We should also note that while we are setting up our Azure Function, we should not be deploying any code in the first deployment, otherwise, there could be potential startup issues.
Let’s take a look at the code for bicep.
{
name: 'WEBSITE_CONTENTAZUREFILECONNECTIONSTRING'
value: empty(appName) ? 'DefaultEndpointsProtocol=https;AccountName=${str.name};AccountKey=${str.listKeys().keys[0].value};EndpointSuffix=${environment().suffixes.storage}' : '@Microsoft.KeyVault(VaultName=${sharedKeyVaultName};SecretName=${appStorageConn})'
}
{
name: 'WEBSITE_CONTENTSHARE'
value: 'azurefileshare'
}Initially I have code that looks to see if an existing Azure Function exist and set the appName variable if it does. If it does not, I assume this is the very first time and will use the actual connection string of the Storage Account, otherwise, I am using a reference to the secret in Key Vault.
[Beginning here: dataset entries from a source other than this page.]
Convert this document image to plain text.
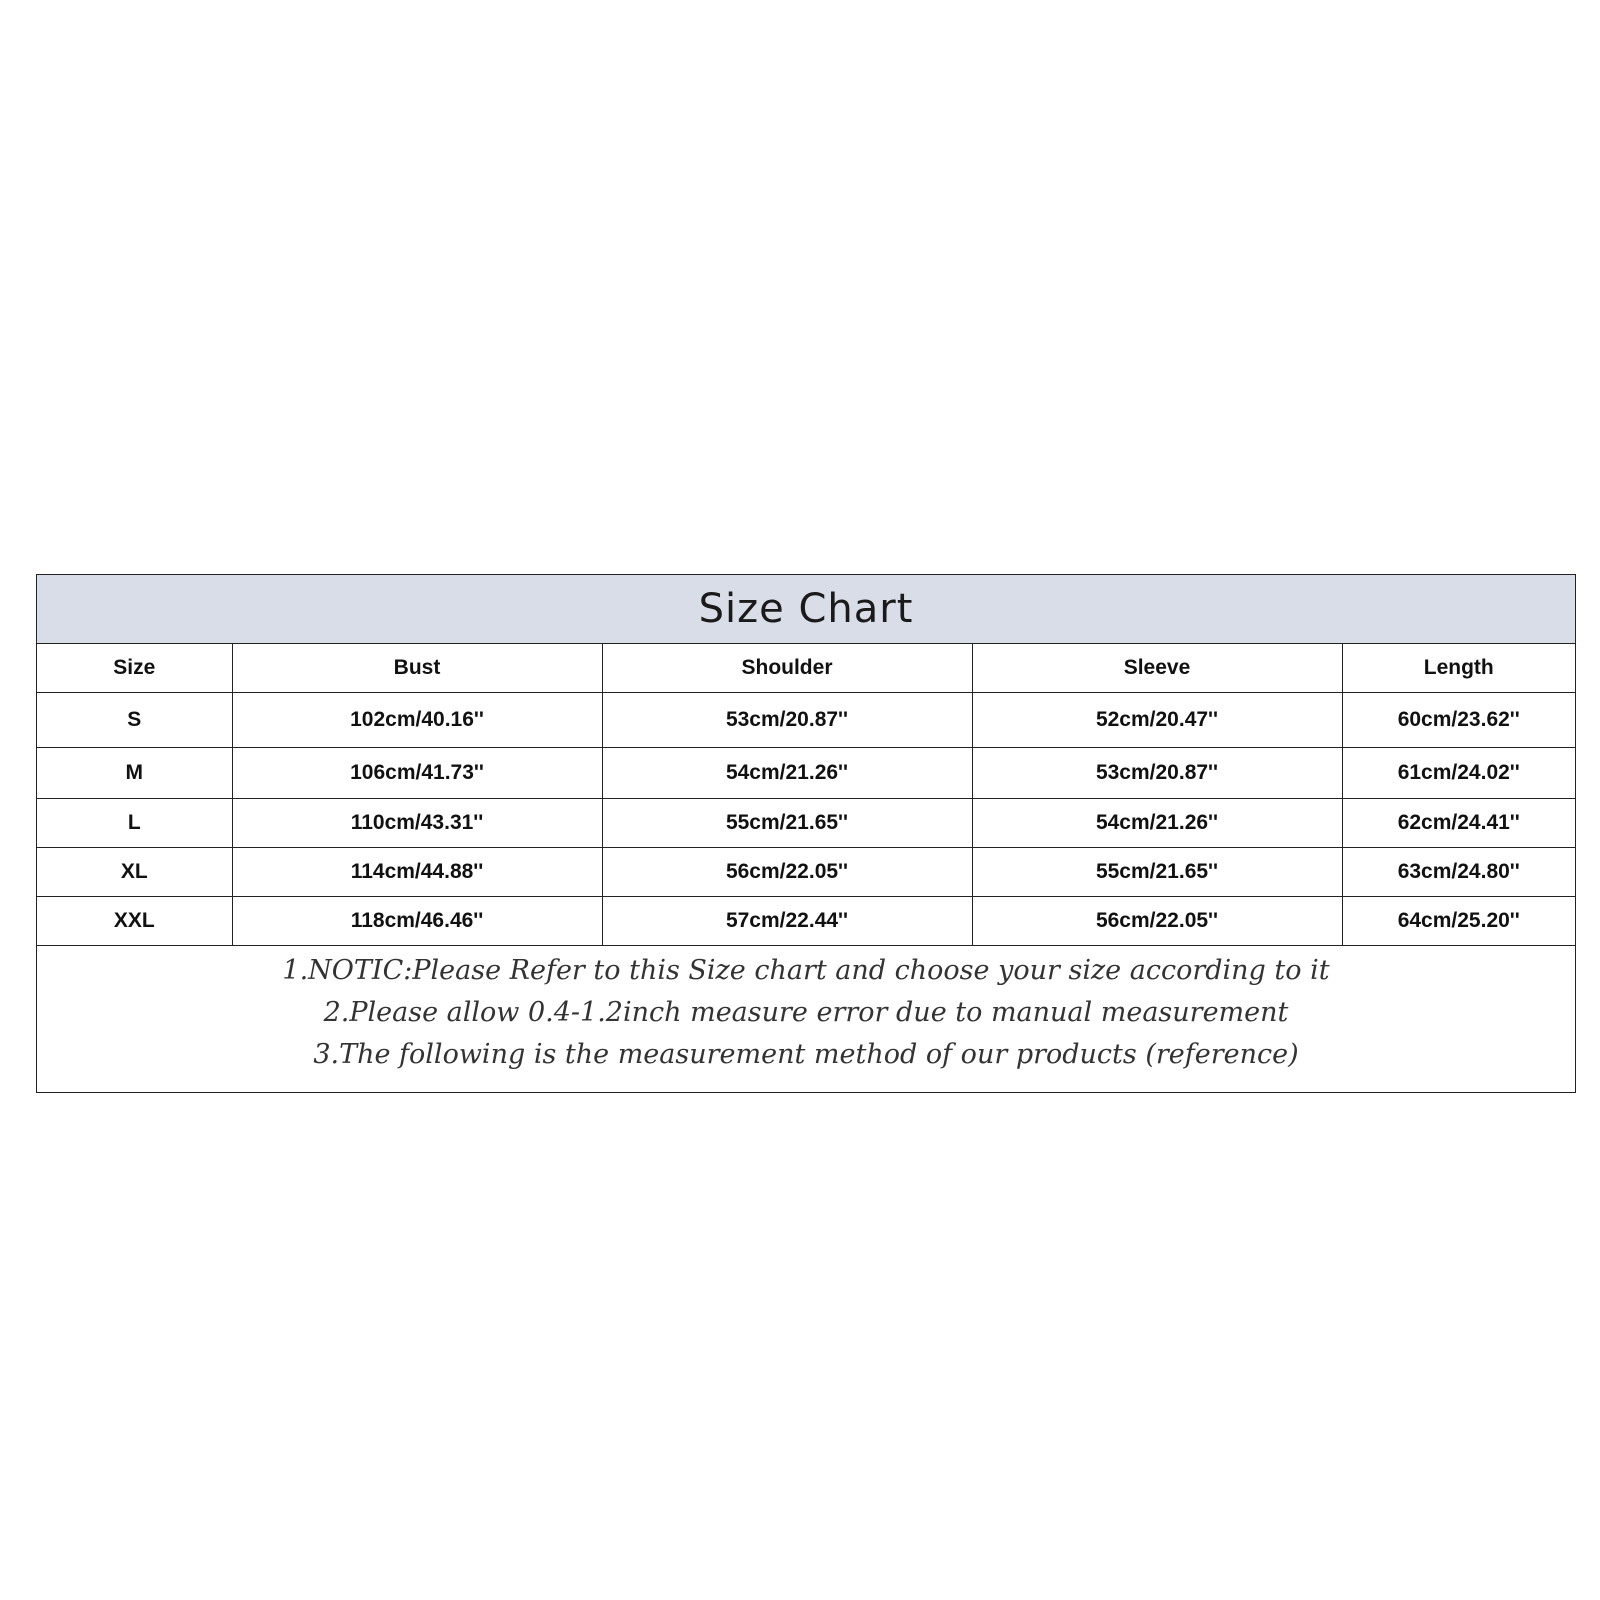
Size Chart
Size	Bust	Shoulder	Sleeve	Length
S	102cm/40.16''	53cm/20.87''	52cm/20.47''	60cm/23.62''
M	106cm/41.73''	54cm/21.26''	53cm/20.87''	61cm/24.02''
L	110cm/43.31''	55cm/21.65''	54cm/21.26''	62cm/24.41''
XL	114cm/44.88''	56cm/22.05''	55cm/21.65''	63cm/24.80''
XXL	118cm/46.46''	57cm/22.44''	56cm/22.05''	64cm/25.20''
1.NOTIC:Please Refer to this Size chart and choose your size according to it
2.Please allow 0.4-1.2inch measure error due to manual measurement
3.The following is the measurement method of our products (reference)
User-assigned Managed Identity to access Azure Table Storage
Similar to AzureWebJobsStorage, for the Table Storage, I am able to use the same convention to tell my Azure Function to use User-assigned Managed Identity with the following setting:
{
name: 'UrlStorageConnection__tableServiceUri'
value: 'https://${appDatabaseNameStr}.table.${environment().suffixes.storage}/'
}
{
name: 'UrlStorageConnection__credential'
value: 'managedidentity'
}
{
name: 'UrlStorageConnection__clientId'
value: appClientId
}The main difference is I am using __tableServiceUri suffix to specify my table storage.
The UrlStorageConnection is coming from the connection value in the Table Binding as declared in my HTTP Triggered Azure Function.
public async Task<IActionResult> AddOrUpdateShortUrl(
[HttpTrigger(AuthorizationLevel.Anonymous, "post", Route = "{id}")] HttpRequest req,
[Table("Url", Connection = "UrlStorageConnection")] TableClient tableClient,
string id)
{Conclusion
The idea seemed of using a Managed Identity seemed simple enough, but as we just read, there are a few considerations. There are already many articles out there that talks about using Managed Identity with Azure Function. However, it is easy to miss the details which is my motivation for creating this article and I hope it helps you too.